Feliane sang to the Dancing Goddess above the howl of the wind, and her song purged the poison from Halisstra's veins.
Halisstra felt as though something else might have been purged from her veins too. She thanked Feliane, who hugged her.
Afterward, the three priestesses of Eilistraee entered the temple they had raised. Uluyara quickly walked the interior, holding her holy symbol medallion and chanting the while.
When she was finished she looked at her two companions and said, "This is hallowed ground now, reclaimed from Lolth in the name of the Dark Maiden. At least for a time."
Halisstra could not help but smile. The interior of the temple did feel different, cleaner, purer.
Within its rough walls, she felt sure of herself for the first time in days.
All three priestesses sank to the floor, spent, their backs to the wall, their legs extended.
Exhaustion showed in both Uluyara's and Feliane's expressions.

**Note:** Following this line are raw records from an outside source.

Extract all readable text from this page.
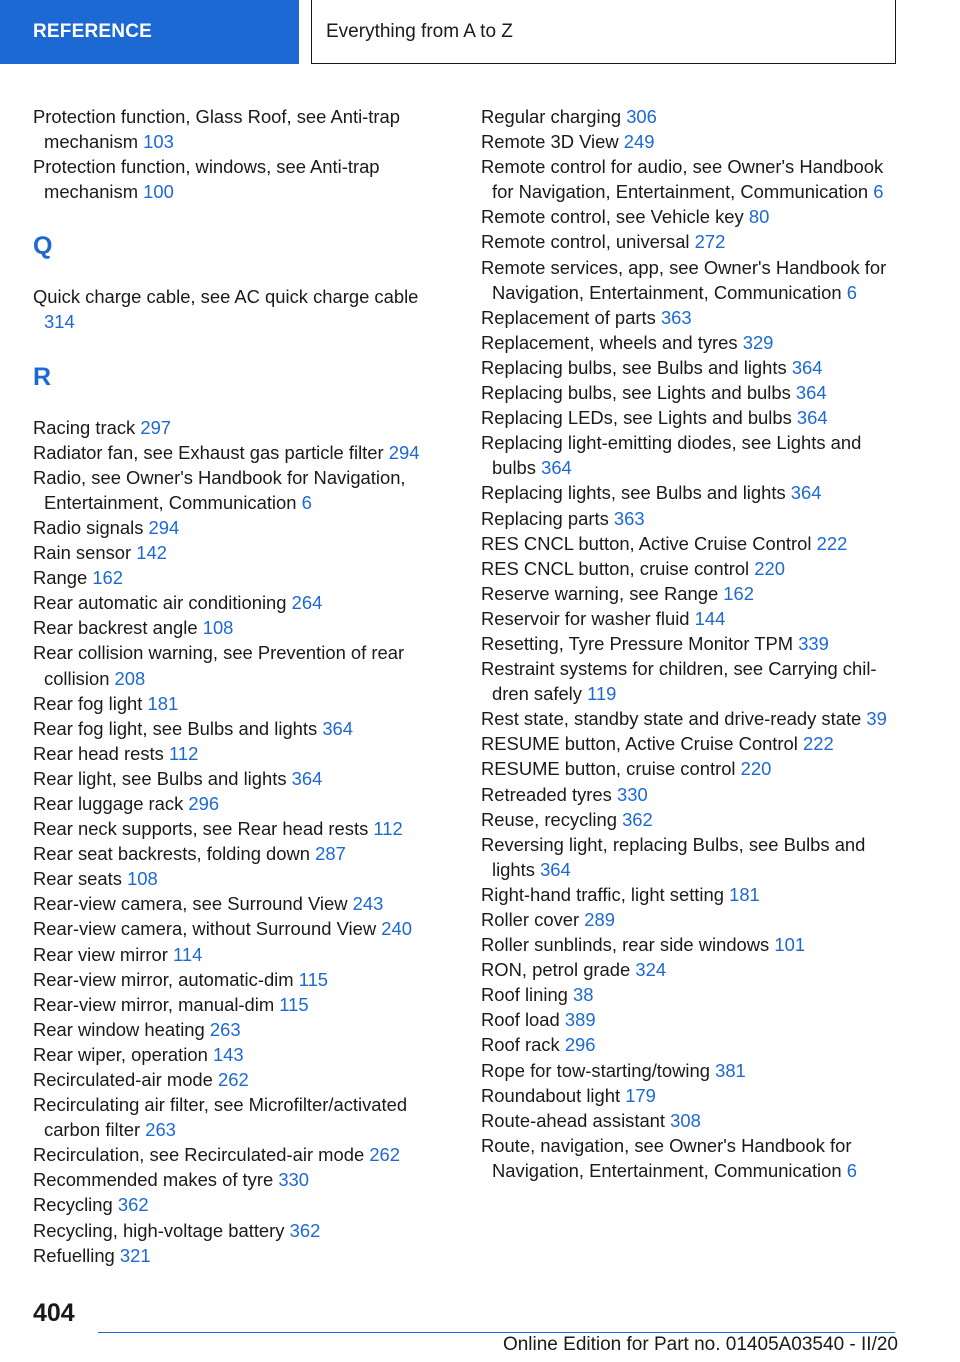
REFERENCE	Everything from A to Z
Protection function, Glass Roof, see Anti-trap mechanism 103
Protection function, windows, see Anti-trap mechanism 100
Q
Quick charge cable, see AC quick charge cable 314
R
Racing track 297
Radiator fan, see Exhaust gas particle filter 294
Radio, see Owner's Handbook for Navigation, Entertainment, Communication 6
Radio signals 294
Rain sensor 142
Range 162
Rear automatic air conditioning 264
Rear backrest angle 108
Rear collision warning, see Prevention of rear collision 208
Rear fog light 181
Rear fog light, see Bulbs and lights 364
Rear head rests 112
Rear light, see Bulbs and lights 364
Rear luggage rack 296
Rear neck supports, see Rear head rests 112
Rear seat backrests, folding down 287
Rear seats 108
Rear-view camera, see Surround View 243
Rear-view camera, without Surround View 240
Rear view mirror 114
Rear-view mirror, automatic-dim 115
Rear-view mirror, manual-dim 115
Rear window heating 263
Rear wiper, operation 143
Recirculated-air mode 262
Recirculating air filter, see Microfilter/activated carbon filter 263
Recirculation, see Recirculated-air mode 262
Recommended makes of tyre 330
Recycling 362
Recycling, high-voltage battery 362
Refuelling 321
Regular charging 306
Remote 3D View 249
Remote control for audio, see Owner's Handbook for Navigation, Entertainment, Communication 6
Remote control, see Vehicle key 80
Remote control, universal 272
Remote services, app, see Owner's Handbook for Navigation, Entertainment, Communication 6
Replacement of parts 363
Replacement, wheels and tyres 329
Replacing bulbs, see Bulbs and lights 364
Replacing bulbs, see Lights and bulbs 364
Replacing LEDs, see Lights and bulbs 364
Replacing light-emitting diodes, see Lights and bulbs 364
Replacing lights, see Bulbs and lights 364
Replacing parts 363
RES CNCL button, Active Cruise Control 222
RES CNCL button, cruise control 220
Reserve warning, see Range 162
Reservoir for washer fluid 144
Resetting, Tyre Pressure Monitor TPM 339
Restraint systems for children, see Carrying children safely 119
Rest state, standby state and drive-ready state 39
RESUME button, Active Cruise Control 222
RESUME button, cruise control 220
Retreaded tyres 330
Reuse, recycling 362
Reversing light, replacing Bulbs, see Bulbs and lights 364
Right-hand traffic, light setting 181
Roller cover 289
Roller sunblinds, rear side windows 101
RON, petrol grade 324
Roof lining 38
Roof load 389
Roof rack 296
Rope for tow-starting/towing 381
Roundabout light 179
Route-ahead assistant 308
Route, navigation, see Owner's Handbook for Navigation, Entertainment, Communication 6
404
Online Edition for Part no. 01405A03540 - II/20
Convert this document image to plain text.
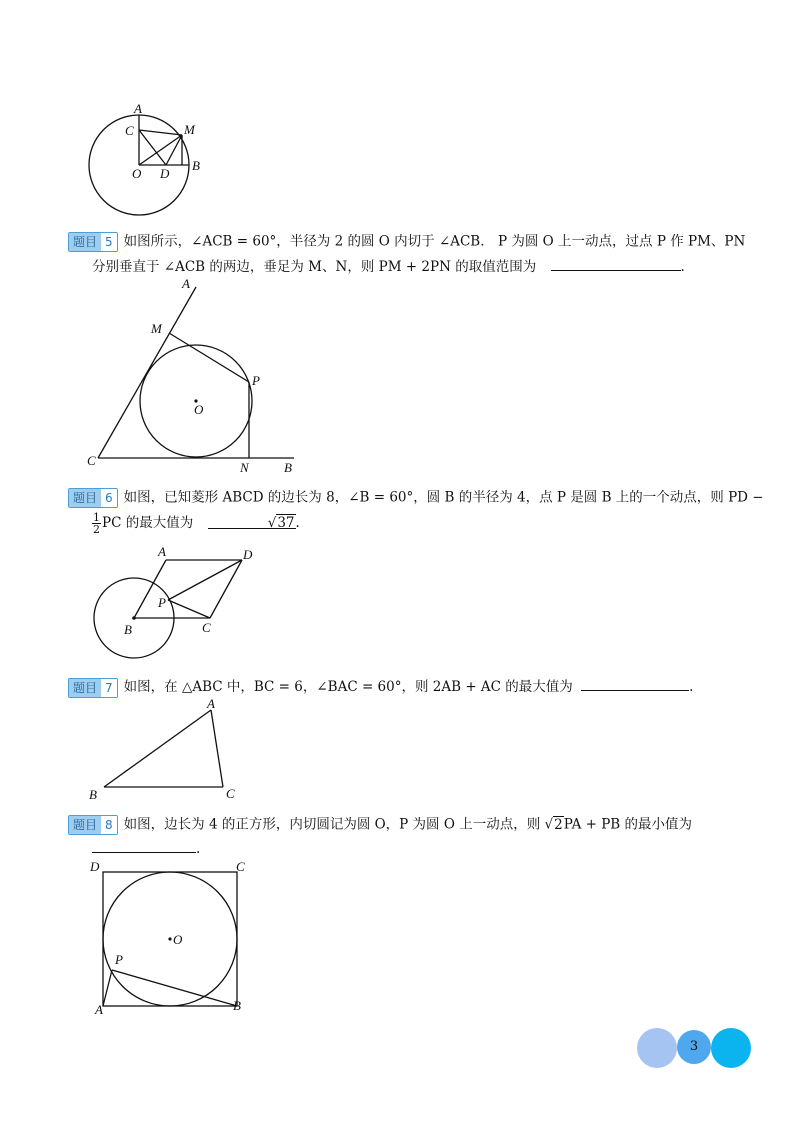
A
C	M
O D
B
题目 5 如图所示，∠ACB = 60°，半径为 2 的圆 O 内切于 ∠ACB． P 为圆 O 上一动点，过点 P 作 PM、PN
分别垂直于 ∠ACB 的两边，垂足为 M、N，则 PM + 2PN 的取值范围为	.
A
M
P
O
C	N	B
题目 6 如图，已知菱形 ABCD 的边长为 8，∠B = 60°，圆 B 的半径为 4，点 P 是圆 B 上的一个动点，则 PD −
$\frac{1}{2}$ PC 的最大值为	√37.
A	D
P
B	C
题目 7 如图，在 △ABC 中，BC = 6，∠BAC = 60°，则 2AB + AC 的最大值为	.
A
B	C
题目 8 如图，边长为 4 的正方形，内切圆记为圆 O，P 为圆 O 上一动点，则 √2PA + PB 的最小值为
.
D	C
O
P
A	B
3
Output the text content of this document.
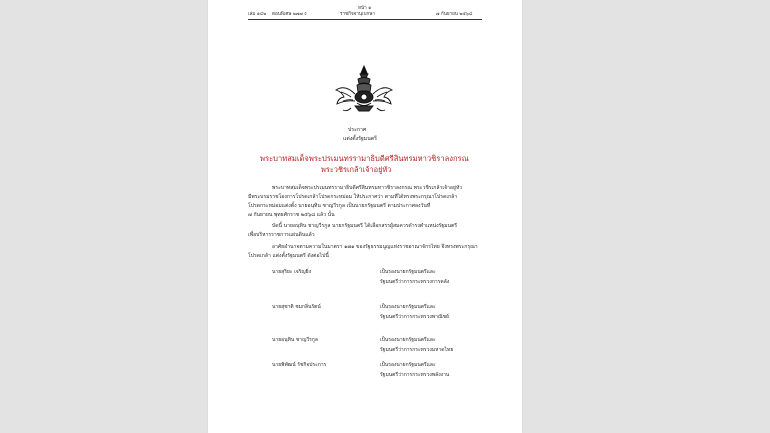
หน้า ๑
เล่ม ๑๔๒ ตอนพิเศษ ๒๗๗ ง	ราชกิจจานุเบกษา	๗ กันยายน ๒๕๖๘
ประกาศ
แต่งตั้งรัฐมนตรี
พระบาทสมเด็จพระปรเมนทรรามาธิบดีศรีสินทรมหาวชิราลงกรณ
พระวชิรเกล้าเจ้าอยู่หัว
พระบาทสมเด็จพระปรเมนทรรามาธิบดีศรีสินทรมหาวชิราลงกรณ พระวชิรเกล้าเจ้าอยู่หัว
มีพระบรมราชโองการโปรดเกล้าโปรดกระหม่อม ให้ประกาศว่า ตามที่ได้ทรงพระกรุณาโปรดเกล้า
โปรดกระหม่อมแต่งตั้ง นายอนุทิน ชาญวีรกูล เป็นนายกรัฐมนตรี ตามประกาศลงวันที่
๗ กันยายน พุทธศักราช ๒๕๖๘ แล้ว นั้น
บัดนี้ นายอนุทิน ชาญวีรกูล นายกรัฐมนตรี ได้เลือกสรรผู้สมควรดำรงตำแหน่งรัฐมนตรี
เพื่อบริหารราชการแผ่นดินแล้ว
อาศัยอำนาจตามความในมาตรา ๑๗๑ ของรัฐธรรมนูญแห่งราชอาณาจักรไทย จึงทรงพระกรุณา
โปรดเกล้า แต่งตั้งรัฐมนตรี ดังต่อไปนี้
นายสุริยะ เจริญยิ่ง	เป็นรองนายกรัฐมนตรีและ
รัฐมนตรีว่าการกระทรวงการคลัง
นายสุชาติ ชมกลิ่นรัตน์	เป็นรองนายกรัฐมนตรีและ
รัฐมนตรีว่าการกระทรวงพาณิชย์
นายอนุทิน ชาญวีรกูล	เป็นรองนายกรัฐมนตรีและ
รัฐมนตรีว่าการกระทรวงมหาดไทย
นายพิพัฒน์ รัชกิจประการ	เป็นรองนายกรัฐมนตรีและ
รัฐมนตรีว่าการกระทรวงพลังงาน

But elation too. They had reached the Demonweb Pits and survived the attack of a spider swarm.
After a few moments' respite, Uluyara healed them all of their minor cuts, scrapes, and bites.
Feliane conjured a meal of vegetable stew and fresh water into some small bowls she carried in her pack.
After the repast, Halisstra said to them, "We should take watch in shifts, just to be safe, while we wait. I doubt the spiders will dare the top of this spire in the wind, but we cannot be sure.